Any dissenting criticism I’ve encountered suggests that Diamond Jubilee is that it is too same-samey due to its length and overly derivative of Flegel’s musical influences. That’s hogwash, as far as I am concerned. At this point in popular music, the argument about being too far in debt to a musical influence is a moot point; truly new, never-before-heard musical ideas with no reference to the past are too few and far between, so the derivative arguments don’t hold water for me. To suggest that Cindy Lee’s style of blown speaker doo-wop and gauzy girl-group pop is second-form Velvet Underground work misses the point that Flegel and Lou Reed share a fascination and enthralled with early rock and roll, doo-wop, and girl group harmonies and the simplicity of the beat and melody. Both artists present their work through a transgressive, dirty, and queer lens, conjuring personas that lean towards darker themes than their source material ever dared to mine. (I don’t know what it means that Swift, Cindy Lee, Lou Reed/The Velvet Underground are my most listened-to artists in 2024 so far.)   

I listened to all two hours and two minutes of Diamond Jubilee in one go the first time out and admit that it’s been difficult to do so again. It is a daunting undertaking for anyone to try and handle it all at once, but broken into two discs, as the tracklisting suggests, allows you to enjoy each half as a unified whole. Each disc is a full-throttle dive into the delightful dissonance and juxtapositions that have marked Cindy Lee’s work. Flegel purposefully moves between their two registers across the album, singing harmony with themselves on “To Heal This Wounded Heart,” extending the idea of musical dichotomies coexisting in the same space. On “Glitz,” blistering glam rock guitar riffs rub against tightly coiled melodies in one of the album’s most joyous moments. “Glitz” sounds like Flegel is having the time of their life making music and revelling in the freedom of expression that comes from not having any industry constraints dictating formulas, timelines, genres or styles.
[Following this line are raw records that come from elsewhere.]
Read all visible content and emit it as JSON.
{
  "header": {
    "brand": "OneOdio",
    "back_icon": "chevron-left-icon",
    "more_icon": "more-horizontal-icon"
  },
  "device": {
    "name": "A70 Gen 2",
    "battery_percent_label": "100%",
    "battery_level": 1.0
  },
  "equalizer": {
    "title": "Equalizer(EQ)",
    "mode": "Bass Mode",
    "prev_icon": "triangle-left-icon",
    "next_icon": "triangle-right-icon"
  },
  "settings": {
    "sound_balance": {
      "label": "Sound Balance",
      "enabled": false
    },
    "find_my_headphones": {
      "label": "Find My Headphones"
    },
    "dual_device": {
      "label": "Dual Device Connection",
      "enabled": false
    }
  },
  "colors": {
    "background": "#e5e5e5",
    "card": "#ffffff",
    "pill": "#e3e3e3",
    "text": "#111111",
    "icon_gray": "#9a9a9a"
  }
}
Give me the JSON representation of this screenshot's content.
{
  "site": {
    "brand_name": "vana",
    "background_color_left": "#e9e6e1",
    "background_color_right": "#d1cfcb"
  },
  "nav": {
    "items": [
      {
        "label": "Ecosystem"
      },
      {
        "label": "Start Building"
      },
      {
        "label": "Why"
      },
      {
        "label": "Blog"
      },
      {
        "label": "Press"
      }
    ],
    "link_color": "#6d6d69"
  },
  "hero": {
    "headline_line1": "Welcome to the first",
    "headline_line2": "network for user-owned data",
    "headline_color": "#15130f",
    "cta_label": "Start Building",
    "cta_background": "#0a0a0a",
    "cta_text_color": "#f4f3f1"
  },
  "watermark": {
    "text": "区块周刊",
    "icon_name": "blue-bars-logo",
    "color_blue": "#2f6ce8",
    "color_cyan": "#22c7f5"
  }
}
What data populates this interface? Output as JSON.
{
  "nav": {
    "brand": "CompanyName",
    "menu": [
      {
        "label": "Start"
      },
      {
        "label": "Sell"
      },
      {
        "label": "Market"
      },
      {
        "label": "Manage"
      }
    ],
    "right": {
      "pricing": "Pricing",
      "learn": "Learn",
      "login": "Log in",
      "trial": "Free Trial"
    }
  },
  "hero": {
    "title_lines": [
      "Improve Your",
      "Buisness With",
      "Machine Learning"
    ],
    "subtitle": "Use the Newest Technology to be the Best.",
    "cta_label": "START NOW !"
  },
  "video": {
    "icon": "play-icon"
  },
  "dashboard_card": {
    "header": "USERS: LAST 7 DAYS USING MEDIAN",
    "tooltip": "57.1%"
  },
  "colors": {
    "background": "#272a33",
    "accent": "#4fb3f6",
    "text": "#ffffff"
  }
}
Cindy Lee has always existed in this liminal space and mindset, but never more so than on Diamond Jubilee. Better reviewers than I have tried to capture its fractured beauty, but they have only been able to scratch the surface of what makes it an exceptional listening experience. My hot take: Diamond Jubilee celebrates Flegel’s love for the creative process. It’s unclear when and where these tracks started taking form, but Flegel invests their acute attention to detail into every moment to flesh out each song. Nothing here feels like a skip; every time a song sounds like it has reached peak Cindy Lee, the next one starts, and I am in shock and awe all over again (see “Lockstepp” leading into “Government Cheque” on disc two as a stand-out example). Diamond Jubilee is a rare artistic artifact that pulls on its influences to make a statement of intent and simultaneously memorialize a canon of work, blurring the line between persona and cult of personality. If Diamond Jubilee truly marks the end of Flegel’s Cindy Lee era, then sweet Jesus, may she rest in immortality forever and ever, amen.